La surveillance de l’hépatite E est confiée au CNR des hépatites A et E depuis 2002.
Un groupe de travail a eu pour objectif de rédiger une note d’information prenant en compte, entre autres, l’évaluation de risque initiale et un certain nombre de recommandations de l’Agence nationale de sécurité sanitaire de l'alimentation, de l'environnement et du travail (ANSES).
Historiquement, les produits à base de foie cru de porc ont été suspectés à plusieurs reprises d'être à l'origine de cas d'infections autochtones (non "importés" par des voyageurs) d'hépatite virale E survenus entre 2007 et 2009.
Des cas ont notamment été observés chez des personnes ayant consommé des saucisses à base de foie cru de porc dans les régions PACA, Corse, et ont fait l'objet d'un signalement par l'institut de veille sanitaire (InVS).
L'avis de l'AFSSA n°2009-SA-101 complété par l'avis n°2009-SA-146 souligne que la consommation à l'état cru de saucisses à base de foie cru de porc représente un risque pour la santé du consommateur. En effet, les premiers résultats expérimentaux montrent que le foie de porc est bien l'organe qui concentre le plus les virus de l'hépatite E en cas d'infection.

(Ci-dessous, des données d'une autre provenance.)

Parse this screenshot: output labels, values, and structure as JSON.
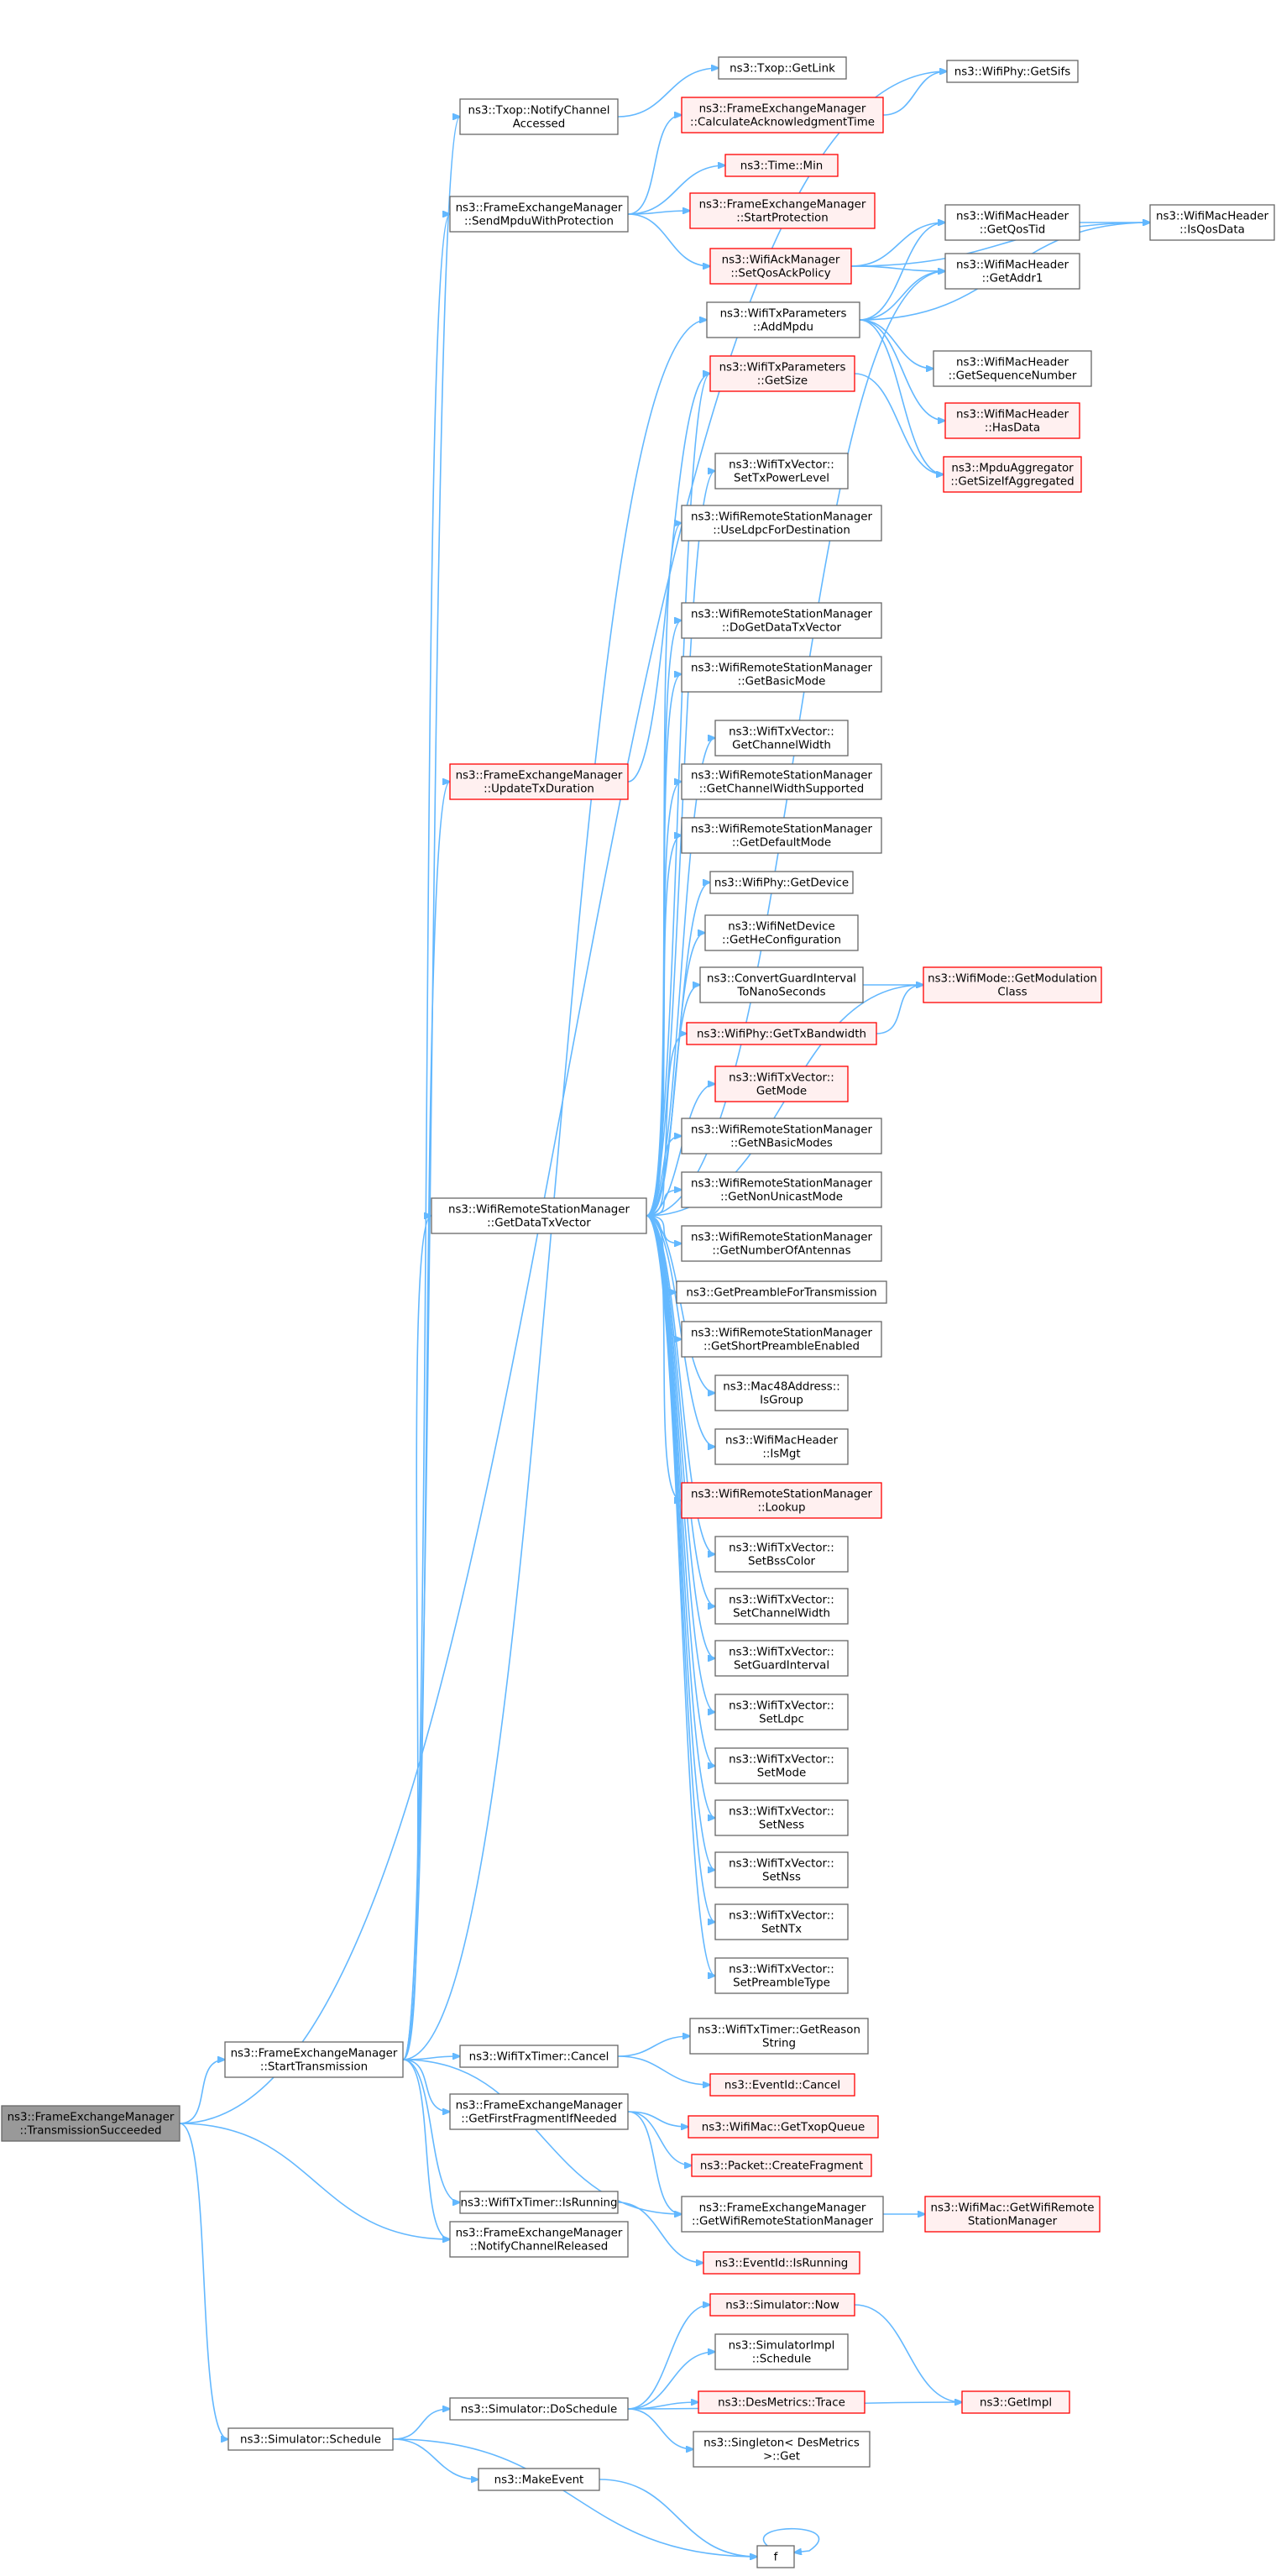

Enfin, d'après les résultats provisoires de la surveillance renforcée de l'hépatite E en France en 2010 par l'InVS, plus de 50 % des cas d'hépatite E autochtones sont répartis dans le grand sud de la France, de la région Midi-Pyrénées à la région PACA, régions où sont consommés des produits contenant du foie cru de porc.
Il faut donc porter une attention particulière sur les mesures de prévention, concernant l’étiquetage et la traçabilité des produits cibles à la hauteur du risque potentiel grave pour les consommateurs. Ces derniers ayant pris l'habitude de consommer ces produits non cuits. Les habitudes de consommation "non cuit" doivent être arrêtées et les consommateurs mieux avertis par un étiquetage très clairement visible (en rapport avec le danger pour la santé et les recommandations d’usage des aliments destinés à être consommés cuits : mention « cuit à cœur »).
Pour les personnes à risques (patients immunodéprimés, patients atteints d’une hépatopathie chronique, femmes enceintes), il est déconseillé de consommer ces produits, même cuits.